Dearest Internet,
You opened up a new world to me, especially at my previous job during which I had the time to explore your outermost corners and stumble upon blogging. Thanks for that, Internet. You're the greatest. And yet, you suck. Seems like I should be wasting time at the beach rather than staring into your void and rat-tat-tapping on this (albeit lovely) stupid keyboard. Here are some things I want you to remember, Internet, so that maybe I'll have better feelings about you:
• Contrary to what some of my past lovers may tell you (liars, all of them), my penis is just fine the way it is. My wife is happy (and so am I), and that's all that matters. Even at age 31, it still readily responds to commands. Stop sending me spam e-mails! Go bother John Bobbitt.
• You've made it too easy to dream about a new car I can't afford. Although I've narrowed my list to three conceivables, you still try to tempt me with Infinitis, Lexi and Mercedes with lease offers that would eventually drown the family. And hey, Mini Cooper convertible, stop looking like so much fun! You're not practicial enough for a family of four (that's including the dog). Jeep Wrangler, sorry, you are super cool and rugged, but we need something we can drive cross-country without jostling our giblets. One part of my anatomy that has grown is my practicality bone: I want closer to 30 mpg on the highway, you worldwide webby wonder, you.
• Ditto on a new bicycle. Although the mpg is right, I am unable to justify even a "bargain" $1,000 for a new pedal-powered ride. I guess I'm stuck on my 10-year-old green mountain bike for at least awhile. Good news, however. For Father's Day I got a book (via amazon.com) on building that boat I've wanted to build for years. If I can get some more home projects done, I'll begin constructing the canoe. It'll be like a bike for the water, but cheaper and wetter (yikes, that sounds like a porn site).
• A bit of good news, Internet! We'll be able to access you faster, which will make it less hard and possibly keep us on longer (sounding like a spam e-mail here). Found a DSL offer that's only $5 per month higher than the crummy dialup we've been using. Maybe a wee bit of speed will allow me to use iTunes to the nth degree. Download, download, download, baby!
• Last but not least, thanks for being open 24 hours a day, seven days a week – whether we want you to be or not.
Love,
T-bone

An old friend from high school stumbled on my blog today. It's so interesting to realize the ways we communicate today... with an emphasis on email, and the www in general.
I like to think of my life in terms of BI and AI (before and after my introduction to the www circa 1993). :)
Don't forget your slushie and your lottery ticket. Ahhh, the delights of ye olde internet.
The picture of your son looking up the tree trunk is priceless. I guess I'm prejudice because in that picture, he looks exactly like my son at that age.
I remember you talking about that boat when I first started reading you. Build it already! :)
And we finally got DSL too. I thought we were the last ones on the planet to get it, but I guess you made us seem like the techie family that we're not! :)

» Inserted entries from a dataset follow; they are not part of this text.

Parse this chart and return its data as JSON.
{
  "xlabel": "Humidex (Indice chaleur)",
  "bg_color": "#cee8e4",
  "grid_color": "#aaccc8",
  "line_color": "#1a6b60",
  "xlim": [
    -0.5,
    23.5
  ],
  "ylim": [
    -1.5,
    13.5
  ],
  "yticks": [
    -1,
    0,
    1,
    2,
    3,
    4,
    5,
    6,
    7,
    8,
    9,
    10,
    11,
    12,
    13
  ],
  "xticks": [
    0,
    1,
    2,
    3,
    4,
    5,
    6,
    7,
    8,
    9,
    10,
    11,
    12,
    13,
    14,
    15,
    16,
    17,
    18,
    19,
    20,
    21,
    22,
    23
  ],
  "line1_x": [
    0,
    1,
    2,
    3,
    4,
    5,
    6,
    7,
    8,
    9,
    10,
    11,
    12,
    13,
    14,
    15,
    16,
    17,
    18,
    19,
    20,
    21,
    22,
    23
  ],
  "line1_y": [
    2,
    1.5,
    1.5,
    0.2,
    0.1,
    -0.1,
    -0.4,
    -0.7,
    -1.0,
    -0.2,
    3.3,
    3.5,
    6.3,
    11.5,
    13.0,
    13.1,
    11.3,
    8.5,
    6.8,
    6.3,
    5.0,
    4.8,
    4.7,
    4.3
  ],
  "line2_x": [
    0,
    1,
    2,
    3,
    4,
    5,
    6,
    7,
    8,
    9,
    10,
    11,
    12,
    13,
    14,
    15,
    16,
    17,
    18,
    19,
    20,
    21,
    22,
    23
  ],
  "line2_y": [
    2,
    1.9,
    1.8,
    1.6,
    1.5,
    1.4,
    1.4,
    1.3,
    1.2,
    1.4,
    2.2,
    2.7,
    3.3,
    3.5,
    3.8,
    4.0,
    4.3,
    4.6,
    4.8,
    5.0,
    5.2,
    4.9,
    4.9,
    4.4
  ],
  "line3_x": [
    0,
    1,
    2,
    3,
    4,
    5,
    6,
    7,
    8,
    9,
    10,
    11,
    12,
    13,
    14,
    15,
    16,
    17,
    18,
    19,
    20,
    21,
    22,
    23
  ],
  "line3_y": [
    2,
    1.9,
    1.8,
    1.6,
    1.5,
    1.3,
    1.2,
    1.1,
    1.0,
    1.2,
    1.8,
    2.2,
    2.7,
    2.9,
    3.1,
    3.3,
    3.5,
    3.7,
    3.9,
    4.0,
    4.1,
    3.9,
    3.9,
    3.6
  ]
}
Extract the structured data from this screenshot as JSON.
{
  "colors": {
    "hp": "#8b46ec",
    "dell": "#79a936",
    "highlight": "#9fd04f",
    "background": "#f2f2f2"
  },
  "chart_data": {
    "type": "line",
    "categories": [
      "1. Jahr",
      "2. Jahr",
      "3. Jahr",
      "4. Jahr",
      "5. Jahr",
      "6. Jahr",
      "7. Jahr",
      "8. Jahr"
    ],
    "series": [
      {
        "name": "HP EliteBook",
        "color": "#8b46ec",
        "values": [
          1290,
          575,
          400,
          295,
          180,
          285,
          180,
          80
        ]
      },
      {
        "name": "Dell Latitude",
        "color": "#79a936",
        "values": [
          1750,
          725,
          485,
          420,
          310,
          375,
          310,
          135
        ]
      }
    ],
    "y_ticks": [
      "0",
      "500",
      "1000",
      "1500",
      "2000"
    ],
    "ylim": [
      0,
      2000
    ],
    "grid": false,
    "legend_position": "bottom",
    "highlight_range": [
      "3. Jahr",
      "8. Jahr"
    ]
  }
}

Hey, I just drove 1800 miles in the wrangler and I had boobs to contend with, which are still attached, btw. Anyhoo, I have internet again, YAY!!!
Good thing I don't have a porn filter on my computer. With a title like "bigger, harder and longer lasting", content like "cheaper & wetter" and comments like the one from Julia about her boobs, I wouldn't be able to read your wisdom.
Don't forget about all the free stuff you can get on the internet like $250 gift cards! I got a "free" credit report once. Of course I didn't read the small print, a month later, I was charged $79.95 for some "Credit Monitoring Service". Yes, I called, bitched, and had them credit the money back.